“Le avventure di un giovane i cui principali interessi sono lo stupro, l'ultra-violenza e Beethoven”. Mai tagline fu più esplicita, più sconvolgente, più duratura: Arancia meccanica (A Clockwork Orange) arrivò sugli schermi nel '71, e il cinema, almeno certo cinema, non fu più uguale. Quanti, tra epigoni e cultori, geni (in tono decisamente minore) e copioni, quell'arancia l'hanno spremuta, sorbita e invano provato a imitarla, manco fosse Coca-Cola?
No, era Lattepiù, e che celasse quel segno di addizione ce lo disse lo stesso Kubrick, già affezionato agli ordigni Fine di Mondo: “L'uomo deve poter scegliere tra bene e male, anche se sceglie il male. Se gli viene tolta questa scelta egli non è più un uomo, ma un'arancia meccanica”.
Non ditelo al buon Alexander DeLarge, a cui il contenimento della violenza tolse, meccanicamente tolse, perfino il battito delle ciglia: la famigerata cura Ludovico, che Stanley ci rifilò per metterci al corrente di un altro, più infido e artistico vulnus. La pop art per spia scoperta - proprio in quel fare di vox pop(uli) vox Dei (l'Autore demiurgo) - e poi le parole di Achille Bonito Oliva a mettere l'occhio nella piaga estetica: “Kubrick profetizza anche la pericolosità di una violenza “estetizzante”, anzi, la rappresenta, ce la mette sotto gli occhi, utilizzando la Nona di Beethoven e Rossini: una violenza a ritmo di musica”. Che il grande schermo ci riconsegnò grande e angolare come una pietra scartata dai costruttori di immagini e suoni: il grandangolo, iterato e tirato alle estreme conseguenze, non per deformare la realtà, ma per stigmatizzarne l'iperrealtà già fatta quotidiano, il Formicaio elevato a categoria esistenziale, guerra a parte.
E quante di quelle formiche uscite dall'Arancia ancora percorrono i nostri schermi? Hanno preso traiettorie schizzate ma, infine, convergenti nel “genere supereroico”, che nella mise (en abyme) dei Drughi avrebbe trovato il modello per calzamaglie di tutte le fogge. D'accordo con Kubrick, la costumista Milena Canonero optò per un incrocio tra la divisa di un poliziotto e quella di un supereroe malato: un bianco abbacinante, nutriente come il latte e mortuario come le maschere di altre latitudini, lindo e asettico, immacolato e nazista, come prima solo nelle orde “sacre” dell'Aleksandr Nevskij.

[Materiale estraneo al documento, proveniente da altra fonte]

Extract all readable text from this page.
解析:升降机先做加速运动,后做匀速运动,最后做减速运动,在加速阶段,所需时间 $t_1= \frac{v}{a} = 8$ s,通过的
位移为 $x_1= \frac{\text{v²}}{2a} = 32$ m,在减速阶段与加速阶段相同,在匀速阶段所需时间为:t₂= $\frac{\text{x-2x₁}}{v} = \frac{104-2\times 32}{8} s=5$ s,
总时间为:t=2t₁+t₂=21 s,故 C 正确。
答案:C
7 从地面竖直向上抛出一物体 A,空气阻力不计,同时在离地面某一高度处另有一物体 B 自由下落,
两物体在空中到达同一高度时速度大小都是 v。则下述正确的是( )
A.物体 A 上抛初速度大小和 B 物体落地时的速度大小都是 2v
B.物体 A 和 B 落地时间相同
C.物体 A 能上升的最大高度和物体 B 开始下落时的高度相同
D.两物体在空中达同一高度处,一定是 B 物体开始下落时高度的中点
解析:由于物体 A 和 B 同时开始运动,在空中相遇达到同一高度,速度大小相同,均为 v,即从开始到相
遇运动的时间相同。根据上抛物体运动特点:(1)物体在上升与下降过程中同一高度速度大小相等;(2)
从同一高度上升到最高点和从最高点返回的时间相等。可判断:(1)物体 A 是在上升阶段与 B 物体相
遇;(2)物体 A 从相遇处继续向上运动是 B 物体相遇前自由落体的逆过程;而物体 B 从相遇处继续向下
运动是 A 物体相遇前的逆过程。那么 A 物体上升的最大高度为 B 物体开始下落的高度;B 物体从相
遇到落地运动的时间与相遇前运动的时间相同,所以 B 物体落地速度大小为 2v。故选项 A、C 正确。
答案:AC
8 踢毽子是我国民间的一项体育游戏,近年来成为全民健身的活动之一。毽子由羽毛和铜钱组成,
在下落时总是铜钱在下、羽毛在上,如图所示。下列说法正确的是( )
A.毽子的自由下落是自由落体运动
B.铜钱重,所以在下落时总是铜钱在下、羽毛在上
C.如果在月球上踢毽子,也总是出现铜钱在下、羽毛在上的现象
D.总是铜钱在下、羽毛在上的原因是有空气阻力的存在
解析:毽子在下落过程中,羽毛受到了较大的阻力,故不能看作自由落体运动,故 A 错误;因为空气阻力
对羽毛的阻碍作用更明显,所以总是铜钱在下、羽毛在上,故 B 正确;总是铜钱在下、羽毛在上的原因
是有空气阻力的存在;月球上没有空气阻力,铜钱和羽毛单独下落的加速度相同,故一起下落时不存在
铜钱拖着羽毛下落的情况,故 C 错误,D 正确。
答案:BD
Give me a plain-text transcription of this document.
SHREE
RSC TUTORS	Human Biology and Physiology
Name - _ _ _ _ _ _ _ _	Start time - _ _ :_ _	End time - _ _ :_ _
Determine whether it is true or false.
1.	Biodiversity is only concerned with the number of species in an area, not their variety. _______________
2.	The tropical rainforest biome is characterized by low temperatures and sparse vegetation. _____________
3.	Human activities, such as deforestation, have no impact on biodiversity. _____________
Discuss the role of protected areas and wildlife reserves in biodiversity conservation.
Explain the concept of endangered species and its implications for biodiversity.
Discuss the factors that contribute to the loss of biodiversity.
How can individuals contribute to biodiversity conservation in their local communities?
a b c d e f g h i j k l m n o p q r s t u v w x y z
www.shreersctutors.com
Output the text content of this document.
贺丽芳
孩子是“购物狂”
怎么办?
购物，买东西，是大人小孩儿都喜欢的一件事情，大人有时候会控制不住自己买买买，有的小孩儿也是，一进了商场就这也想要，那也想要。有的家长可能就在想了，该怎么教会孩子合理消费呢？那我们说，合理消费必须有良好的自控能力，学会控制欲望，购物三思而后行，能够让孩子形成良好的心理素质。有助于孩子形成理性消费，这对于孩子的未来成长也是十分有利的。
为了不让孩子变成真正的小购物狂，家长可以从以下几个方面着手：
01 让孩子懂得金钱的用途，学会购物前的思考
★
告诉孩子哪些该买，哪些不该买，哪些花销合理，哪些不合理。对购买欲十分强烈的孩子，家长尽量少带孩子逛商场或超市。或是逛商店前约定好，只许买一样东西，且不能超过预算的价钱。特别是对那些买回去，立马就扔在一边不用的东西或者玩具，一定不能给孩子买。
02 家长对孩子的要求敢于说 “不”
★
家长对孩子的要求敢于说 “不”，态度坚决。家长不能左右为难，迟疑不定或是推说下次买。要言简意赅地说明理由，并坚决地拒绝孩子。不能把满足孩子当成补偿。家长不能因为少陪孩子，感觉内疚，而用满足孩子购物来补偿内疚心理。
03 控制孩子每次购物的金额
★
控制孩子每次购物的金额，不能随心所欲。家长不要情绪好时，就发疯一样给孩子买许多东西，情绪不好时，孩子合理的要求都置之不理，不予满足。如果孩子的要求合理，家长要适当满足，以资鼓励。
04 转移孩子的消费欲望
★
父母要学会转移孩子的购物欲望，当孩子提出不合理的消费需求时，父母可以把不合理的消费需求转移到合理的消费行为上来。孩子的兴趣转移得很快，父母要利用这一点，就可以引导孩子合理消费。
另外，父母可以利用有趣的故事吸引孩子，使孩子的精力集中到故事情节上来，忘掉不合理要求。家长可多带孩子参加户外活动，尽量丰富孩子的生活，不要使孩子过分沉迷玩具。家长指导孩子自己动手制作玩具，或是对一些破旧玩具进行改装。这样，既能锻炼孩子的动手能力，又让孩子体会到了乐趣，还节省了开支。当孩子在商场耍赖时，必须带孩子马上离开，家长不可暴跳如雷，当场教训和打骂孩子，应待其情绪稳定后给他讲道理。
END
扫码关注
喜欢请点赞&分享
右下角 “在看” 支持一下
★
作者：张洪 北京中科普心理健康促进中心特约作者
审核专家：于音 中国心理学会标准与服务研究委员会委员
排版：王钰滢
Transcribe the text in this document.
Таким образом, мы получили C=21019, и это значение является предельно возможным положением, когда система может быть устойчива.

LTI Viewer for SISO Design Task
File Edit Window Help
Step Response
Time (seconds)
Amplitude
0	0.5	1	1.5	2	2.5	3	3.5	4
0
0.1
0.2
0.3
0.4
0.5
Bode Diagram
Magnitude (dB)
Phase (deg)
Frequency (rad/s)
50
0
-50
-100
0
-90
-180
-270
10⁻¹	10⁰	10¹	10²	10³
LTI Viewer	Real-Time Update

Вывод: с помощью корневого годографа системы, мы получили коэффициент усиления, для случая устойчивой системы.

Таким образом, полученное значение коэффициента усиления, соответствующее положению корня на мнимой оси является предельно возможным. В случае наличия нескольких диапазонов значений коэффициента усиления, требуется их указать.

Davvero, un film sinistramente multivitaminico, che riequilibrò la dieta progressista e, in effetti, ottimista del '68: arte-vita sensuale e sessista (di fallo qui si muore, nel libro di Burgess a colpire era il busto di Beethoven), pre-punk e post-reazionaria, comunque laicissima, tutta giocata nella società dello spettacolo del capocomico Alex. Così potente, che a sentire Singin' in the rain oggi non viene in mente Gene Kelly, ma la (ri)partitura a calci e bastonate dei Drughi, scandalosa sinfonia di egotismo animale e iniziativa privata, musical sottratto alla politica del sottotesto hollywoodiano e reificato dal genio ultrapolitico di Kubrick.
In altre parole, “piacere impiacentito e divenuto carne” di cinema. Tra poco, l'Arancia meccanica la ritroveremo restaurata a Cannes: proiezione il 19 maggio, alla presenza di Malcolm McDowell che il giorno seguente alle 14 terrà una Masterclass. 40 anni (dopo), e non sentirli.